This year’s rare lull in designer musical chairs has officially come to an end. On Thursday, Natacha Ramsay-Levi made an all-caps announcement on Instagram: “TODAY I AM STEPPING DOWN AS CREATIVE DIRECTOR AT CHLOÉ,” a role she took on in 2017. “Over the last months of health, social, and economic turmoil, I have thought about the changes I want to see in our industry and how to better align them with my own creative, intellectual, and emotional values,” Ramsay-Levi added in a press release. “It is this reflection that makes me consider my future differently and desire to pursue new opportunities.”

For up-and-coming designers, Ramsay-Levi’s departure opens up one of the industry’s most coveted slots. When the house’s founder, Gaby Aghion, recruited a then-unknown Karl Lagerfeld in the 1960s, it established a pattern of star-making. He was succeeded by a then 25-year-old Stella McCartney, who passed on the role to the beloved former Céline designer Phoebe Philo in 2001. Ramsay-Levi’s predecessor, Clare Waight Keller left for Givenchy where she famously designed Meghan Markle’s wedding dress.
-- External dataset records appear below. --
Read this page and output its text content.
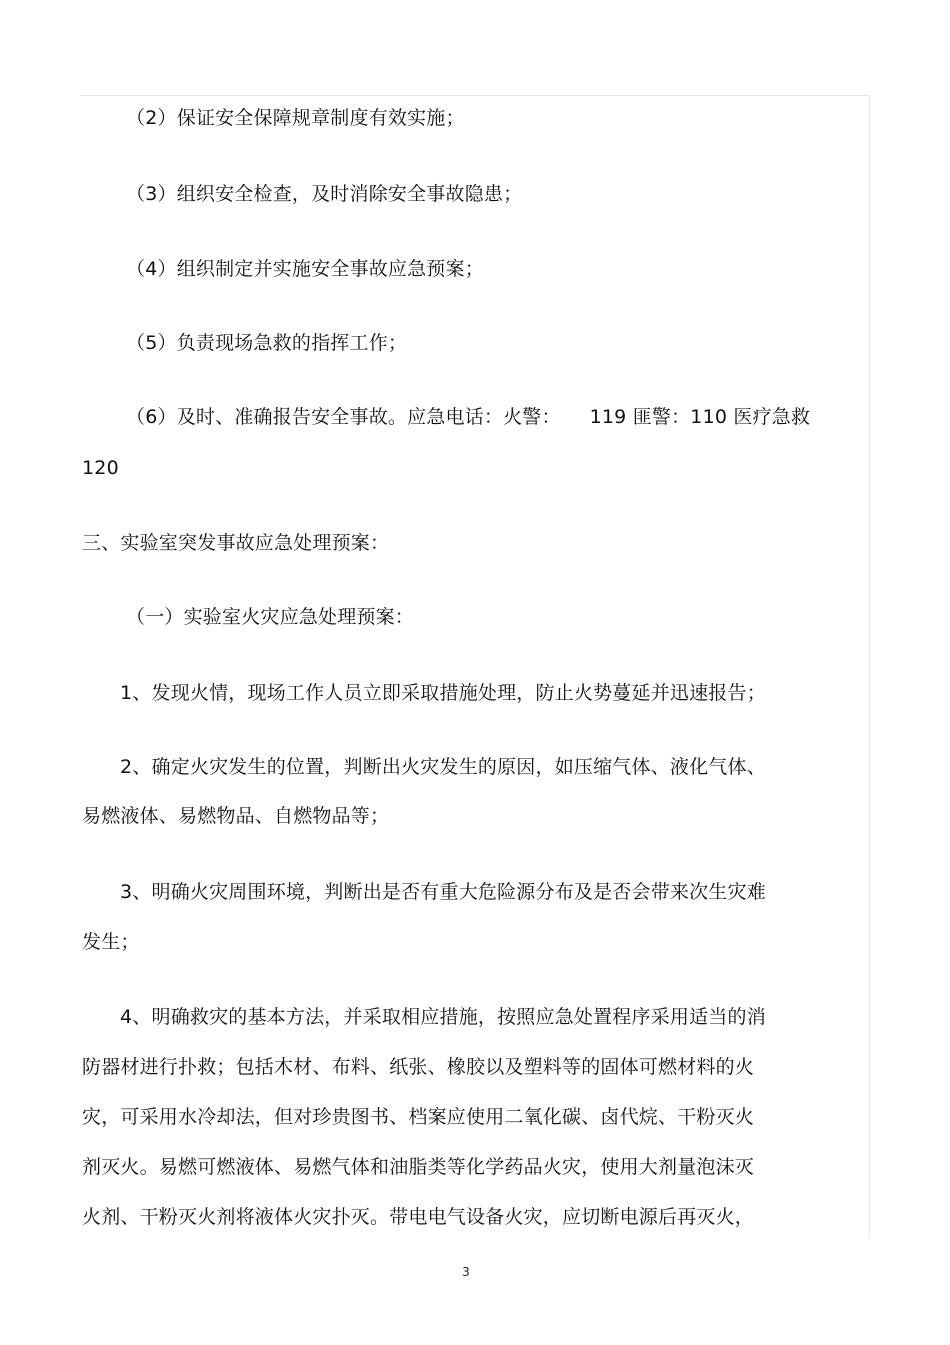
（2）保证安全保障规章制度有效实施；
（3）组织安全检查，及时消除安全事故隐患；
（4）组织制定并实施安全事故应急预案；
（5）负责现场急救的指挥工作；
（6）及时、准确报告安全事故。应急电话：火警：　　119 匪警：110 医疗急救
120
三、实验室突发事故应急处理预案：
（一）实验室火灾应急处理预案：
1、发现火情，现场工作人员立即采取措施处理，防止火势蔓延并迅速报告；
2、确定火灾发生的位置，判断出火灾发生的原因，如压缩气体、液化气体、
易燃液体、易燃物品、自燃物品等；
3、明确火灾周围环境，判断出是否有重大危险源分布及是否会带来次生灾难
发生；
4、明确救灾的基本方法，并采取相应措施，按照应急处置程序采用适当的消
防器材进行扑救；包括木材、布料、纸张、橡胶以及塑料等的固体可燃材料的火
灾，可采用水冷却法，但对珍贵图书、档案应使用二氧化碳、卤代烷、干粉灭火
剂灭火。易燃可燃液体、易燃气体和油脂类等化学药品火灾，使用大剂量泡沫灭
火剂、干粉灭火剂将液体火灾扑灭。带电电气设备火灾，应切断电源后再灭火，
3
Whereas Keller’s Chloé was particularly popular among celebrities, Ramsay-Levi made a point to dress women for the everyday. Tellingly, she cast a model slightly outside of the waifish runway norm to open her debut runway show in 2017. “What me walking for Natacha represented was a woman designer really embracing a young woman who doesn’t look like she has the body of a 14-year-old boy,” the model, Sophie Koella, told W at the time. “It was about taking, I think, a strong feminist [stance].”

Nicolas Ghesquière had a heavy influence on Ramsay-Levi’s proudly “bohemian” vision, which was full of exaggerated silhouettes, unexpected color combinations, and clashing prints. She worked with the French designer extensively, for 11 years at Balenciaga and three-and-a-half at his current house, Louis Vuitton. Where she’ll take that vision next remains to be seen. As for her successor, Chloé doesn’t seem to be in a rush. The house has simply promised an announcement “in due course.”